Balzac et la petite tailleuse chinoise

Chine / France | 2001 | Un film de Dai Sijie | Avec Zhou Xun, Kun Chen, Liu Ye, Suang Bao Wang, Xu Zu

Peut-on inventer un titre aussi contrasté que celui-ci ? Quel rapport peut-il exister entre Balzac, grand metteur en scène de la société française d’après la Révolution, et cette petite tailleuse chinoise, recluse dans un village de montagne et ne sachant ni lire, ni écrire ? Justement, toute la malice du titre vient du fait qu’il n’y aurait jamais dû en avoir un. A l’isolement naturel et géographique de la jeune fille devaient s’ajouter un isolement culturel (une jeune provinciale chinoise des années soixante n’a pas besoin de savoir lire) et politique (tous les livres non communistes sont interdits après la révolution culturelle du camarade Mao) censés la préserver des démons subversifs venus de l’occident capitaliste... Malgré tout, le plan du grand Timonier s’est retourné contre lui, et la petite tailleuse s’est ouverte au monde, à travers Balzac...

Alors que la révolution culturelle de 1968 bat son plein, les comités révolutionnaires se multiplient à travers les campagnes, et les fils de dissidents sont envoyés travailler sous leur tutelle pour être "rééduqués". Deux jeunes citadins cultivés font donc irruption dans la vie de montagnards méfiants, isolés au sommet du Phoenix du Ciel. Rendus rebelles par l’attitude bornée et réfractaire des communistes locaux, ils décident d’éduquer une petite tailleuse du village voisin, grâce à une sacoche volée pleine de livres interdits. Entre ébats amoureux et lectures tardives, ils vont mener leur propre révolution culturelle, aux côtés de Balzac, Kipling, Dumas...

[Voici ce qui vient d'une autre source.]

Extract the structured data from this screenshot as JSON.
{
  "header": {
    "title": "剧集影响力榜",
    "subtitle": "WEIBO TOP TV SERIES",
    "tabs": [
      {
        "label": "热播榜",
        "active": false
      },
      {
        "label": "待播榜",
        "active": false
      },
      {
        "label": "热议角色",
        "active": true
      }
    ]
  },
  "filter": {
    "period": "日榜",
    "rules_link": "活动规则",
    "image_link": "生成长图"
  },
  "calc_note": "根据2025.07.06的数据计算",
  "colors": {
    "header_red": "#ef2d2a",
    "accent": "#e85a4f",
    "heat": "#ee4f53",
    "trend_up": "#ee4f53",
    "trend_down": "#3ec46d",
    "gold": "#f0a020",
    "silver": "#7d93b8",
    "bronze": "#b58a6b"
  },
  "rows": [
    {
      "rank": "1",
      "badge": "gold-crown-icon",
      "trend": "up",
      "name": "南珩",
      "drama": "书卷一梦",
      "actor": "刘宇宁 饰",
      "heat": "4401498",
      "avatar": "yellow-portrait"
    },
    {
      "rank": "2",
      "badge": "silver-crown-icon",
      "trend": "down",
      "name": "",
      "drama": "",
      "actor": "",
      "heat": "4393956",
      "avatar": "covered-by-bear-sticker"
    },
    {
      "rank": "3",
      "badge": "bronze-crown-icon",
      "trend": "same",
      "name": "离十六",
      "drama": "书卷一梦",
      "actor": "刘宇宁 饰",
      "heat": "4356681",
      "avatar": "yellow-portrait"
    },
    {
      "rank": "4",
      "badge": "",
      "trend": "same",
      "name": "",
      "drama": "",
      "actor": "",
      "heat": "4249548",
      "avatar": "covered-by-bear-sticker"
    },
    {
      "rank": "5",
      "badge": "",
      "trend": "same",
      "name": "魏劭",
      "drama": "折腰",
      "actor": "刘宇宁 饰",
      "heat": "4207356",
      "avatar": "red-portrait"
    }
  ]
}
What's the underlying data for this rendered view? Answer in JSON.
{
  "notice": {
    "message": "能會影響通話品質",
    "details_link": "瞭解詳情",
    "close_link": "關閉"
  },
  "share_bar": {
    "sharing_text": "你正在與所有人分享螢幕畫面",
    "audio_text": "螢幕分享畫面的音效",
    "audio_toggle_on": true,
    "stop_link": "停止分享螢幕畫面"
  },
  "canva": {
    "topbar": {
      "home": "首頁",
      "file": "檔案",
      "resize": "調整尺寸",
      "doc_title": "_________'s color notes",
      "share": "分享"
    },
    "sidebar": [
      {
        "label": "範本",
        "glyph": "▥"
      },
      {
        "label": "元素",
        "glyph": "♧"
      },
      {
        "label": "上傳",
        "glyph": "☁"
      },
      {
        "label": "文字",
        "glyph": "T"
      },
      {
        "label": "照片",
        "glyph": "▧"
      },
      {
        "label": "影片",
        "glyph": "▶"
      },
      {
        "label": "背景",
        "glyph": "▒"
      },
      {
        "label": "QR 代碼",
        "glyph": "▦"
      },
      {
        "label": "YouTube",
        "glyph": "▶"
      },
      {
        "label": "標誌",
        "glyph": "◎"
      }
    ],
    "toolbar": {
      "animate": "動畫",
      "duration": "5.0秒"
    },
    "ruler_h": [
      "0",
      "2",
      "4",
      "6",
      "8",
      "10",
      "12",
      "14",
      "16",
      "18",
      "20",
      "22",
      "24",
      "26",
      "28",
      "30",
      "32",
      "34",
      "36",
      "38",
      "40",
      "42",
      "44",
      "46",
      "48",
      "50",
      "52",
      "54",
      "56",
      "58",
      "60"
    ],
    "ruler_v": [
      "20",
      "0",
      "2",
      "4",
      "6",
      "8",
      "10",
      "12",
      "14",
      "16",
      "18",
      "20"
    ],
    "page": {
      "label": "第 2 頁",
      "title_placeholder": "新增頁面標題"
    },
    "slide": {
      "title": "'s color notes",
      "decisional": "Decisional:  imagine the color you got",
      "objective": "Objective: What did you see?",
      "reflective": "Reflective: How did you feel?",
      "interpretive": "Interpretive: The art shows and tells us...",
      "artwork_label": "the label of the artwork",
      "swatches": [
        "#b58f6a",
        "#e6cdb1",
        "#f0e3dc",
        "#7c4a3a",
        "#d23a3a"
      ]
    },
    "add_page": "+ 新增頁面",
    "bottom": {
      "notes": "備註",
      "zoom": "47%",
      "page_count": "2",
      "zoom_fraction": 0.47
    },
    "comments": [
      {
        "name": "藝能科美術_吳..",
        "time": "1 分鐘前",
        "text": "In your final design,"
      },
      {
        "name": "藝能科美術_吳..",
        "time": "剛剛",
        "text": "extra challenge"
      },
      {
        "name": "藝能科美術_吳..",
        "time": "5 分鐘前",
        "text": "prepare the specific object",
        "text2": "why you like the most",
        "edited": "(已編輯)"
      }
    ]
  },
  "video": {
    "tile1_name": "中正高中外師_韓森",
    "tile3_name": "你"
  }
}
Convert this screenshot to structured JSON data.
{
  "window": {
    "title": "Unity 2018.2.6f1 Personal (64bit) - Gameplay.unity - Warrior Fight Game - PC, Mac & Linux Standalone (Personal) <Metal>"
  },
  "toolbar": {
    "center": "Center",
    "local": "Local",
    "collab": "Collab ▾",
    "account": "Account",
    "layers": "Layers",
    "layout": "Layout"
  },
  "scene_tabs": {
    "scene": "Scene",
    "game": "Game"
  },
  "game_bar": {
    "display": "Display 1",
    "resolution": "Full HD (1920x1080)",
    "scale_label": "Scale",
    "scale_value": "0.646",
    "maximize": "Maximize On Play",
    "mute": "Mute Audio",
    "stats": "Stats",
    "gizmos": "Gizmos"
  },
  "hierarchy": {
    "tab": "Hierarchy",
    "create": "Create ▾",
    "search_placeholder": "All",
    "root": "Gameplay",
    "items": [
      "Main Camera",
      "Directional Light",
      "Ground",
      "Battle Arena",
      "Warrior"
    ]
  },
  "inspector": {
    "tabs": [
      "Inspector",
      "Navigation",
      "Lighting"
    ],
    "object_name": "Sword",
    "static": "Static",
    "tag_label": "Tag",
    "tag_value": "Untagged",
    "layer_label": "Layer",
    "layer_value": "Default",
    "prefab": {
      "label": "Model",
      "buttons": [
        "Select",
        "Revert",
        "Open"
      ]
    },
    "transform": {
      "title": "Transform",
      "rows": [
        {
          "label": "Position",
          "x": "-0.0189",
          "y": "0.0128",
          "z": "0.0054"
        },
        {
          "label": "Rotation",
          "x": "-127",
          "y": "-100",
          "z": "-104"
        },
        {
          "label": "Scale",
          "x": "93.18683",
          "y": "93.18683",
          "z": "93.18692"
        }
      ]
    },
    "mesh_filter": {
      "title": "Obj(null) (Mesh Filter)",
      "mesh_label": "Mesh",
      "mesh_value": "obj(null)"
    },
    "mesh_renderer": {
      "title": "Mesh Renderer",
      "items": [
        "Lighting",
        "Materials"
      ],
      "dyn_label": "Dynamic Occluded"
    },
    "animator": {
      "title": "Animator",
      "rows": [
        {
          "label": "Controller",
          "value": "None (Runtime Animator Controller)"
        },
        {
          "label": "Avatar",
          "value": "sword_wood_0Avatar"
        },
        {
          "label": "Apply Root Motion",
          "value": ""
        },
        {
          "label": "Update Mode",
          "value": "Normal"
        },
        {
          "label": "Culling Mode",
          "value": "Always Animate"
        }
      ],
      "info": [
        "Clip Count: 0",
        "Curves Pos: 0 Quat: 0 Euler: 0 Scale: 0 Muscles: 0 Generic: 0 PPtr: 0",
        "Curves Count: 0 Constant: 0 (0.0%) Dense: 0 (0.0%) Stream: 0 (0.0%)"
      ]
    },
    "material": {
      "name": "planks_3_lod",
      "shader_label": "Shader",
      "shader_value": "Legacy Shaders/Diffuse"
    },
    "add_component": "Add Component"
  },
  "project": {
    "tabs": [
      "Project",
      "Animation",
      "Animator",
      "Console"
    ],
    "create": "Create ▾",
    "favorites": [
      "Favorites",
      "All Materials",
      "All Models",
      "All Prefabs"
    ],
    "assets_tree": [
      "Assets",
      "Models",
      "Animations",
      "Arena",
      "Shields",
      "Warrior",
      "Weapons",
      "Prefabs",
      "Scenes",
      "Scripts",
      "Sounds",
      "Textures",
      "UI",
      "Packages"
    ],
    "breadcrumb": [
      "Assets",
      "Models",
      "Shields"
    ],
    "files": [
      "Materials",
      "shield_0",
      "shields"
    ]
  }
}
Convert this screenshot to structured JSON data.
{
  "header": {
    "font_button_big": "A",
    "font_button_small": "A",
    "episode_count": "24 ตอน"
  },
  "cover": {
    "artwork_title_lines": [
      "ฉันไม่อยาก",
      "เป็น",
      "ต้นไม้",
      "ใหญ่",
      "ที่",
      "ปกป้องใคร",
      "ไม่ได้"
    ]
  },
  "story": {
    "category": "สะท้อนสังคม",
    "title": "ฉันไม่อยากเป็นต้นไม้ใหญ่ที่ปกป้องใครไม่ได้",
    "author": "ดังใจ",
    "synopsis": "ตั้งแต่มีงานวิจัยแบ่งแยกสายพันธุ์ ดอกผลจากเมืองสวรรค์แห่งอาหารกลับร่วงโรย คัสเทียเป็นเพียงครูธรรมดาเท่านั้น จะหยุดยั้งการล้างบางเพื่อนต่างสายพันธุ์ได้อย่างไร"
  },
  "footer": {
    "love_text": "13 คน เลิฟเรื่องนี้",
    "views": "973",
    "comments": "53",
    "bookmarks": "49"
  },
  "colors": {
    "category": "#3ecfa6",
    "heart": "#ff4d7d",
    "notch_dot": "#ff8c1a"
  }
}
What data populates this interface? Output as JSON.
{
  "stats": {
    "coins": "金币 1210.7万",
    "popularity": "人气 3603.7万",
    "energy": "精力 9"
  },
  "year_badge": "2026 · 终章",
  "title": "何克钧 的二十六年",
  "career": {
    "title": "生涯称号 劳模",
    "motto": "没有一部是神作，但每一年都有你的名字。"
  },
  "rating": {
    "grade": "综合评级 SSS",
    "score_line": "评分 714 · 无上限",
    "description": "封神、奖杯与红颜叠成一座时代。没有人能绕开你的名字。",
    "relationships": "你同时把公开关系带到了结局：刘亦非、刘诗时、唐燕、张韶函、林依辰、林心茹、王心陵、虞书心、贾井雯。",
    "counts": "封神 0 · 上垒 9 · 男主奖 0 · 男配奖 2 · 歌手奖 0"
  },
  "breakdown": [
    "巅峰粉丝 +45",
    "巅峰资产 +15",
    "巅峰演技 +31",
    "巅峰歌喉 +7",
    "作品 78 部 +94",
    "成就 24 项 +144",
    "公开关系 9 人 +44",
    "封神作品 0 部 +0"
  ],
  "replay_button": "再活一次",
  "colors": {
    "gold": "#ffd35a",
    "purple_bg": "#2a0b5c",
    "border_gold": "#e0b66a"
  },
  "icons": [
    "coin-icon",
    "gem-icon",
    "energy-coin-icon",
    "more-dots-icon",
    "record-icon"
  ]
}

Il est toujours délicat d’adapter un roman à l’écran, plus encore lorsque le réalisateur est l’auteur du livre, largement autobiographique de surcroît. Dans le cas présent, c’est loin d’être un handicap. Le réalisme poussé des images (caméra à hauteur d’homme, mise en scène bucolique et décor naturel) et du propos (nombreuses illustrations de scènes de vie quotidienne) confère au film une très forte impression de vécu et donne du poids à la critique sociale que l’auteur veut illustrer. A l’opposé, la nature et ses monts luxuriants, son relief accidenté et constamment embrumé, éclairés de manière sublime, apportent cette touche d’irréel, de désordre et de flou qui caractérisent les souvenirs, nous faisant pénétrer dans l’esprit du jeune héros, à la fois narrateur, réalisateur et écrivain. Le spectateur ne peut alors s’empêcher de ressentir le même attachement pour ces paysans, et le regard posé par Dai Sijie sur ses personnages nous semble d’avantage bienveillant que complaisant. L’humour léger qui parsème ces scènes de vie pour la plupart difficiles, finit de rendre le film attrayant et atteint son objectif (la remise en cause d’un système politique) par l’absurde et l’ironie, mais sans méchanceté ni violence. Cette méthode se révèle redoutablement efficace. L’absurde et la malice sont d’ailleurs une tactique de survie pour les deux captifs qui leur permet de contourner les règles draconiennes instaurées par les communistes. Ainsi, Mozart est accepté dès lors que sa sonate est renommée "Mozart pense fort au président Mao", le Lac des Cygnes également, s’il a été écrit spécialement pour le camarade Lénine...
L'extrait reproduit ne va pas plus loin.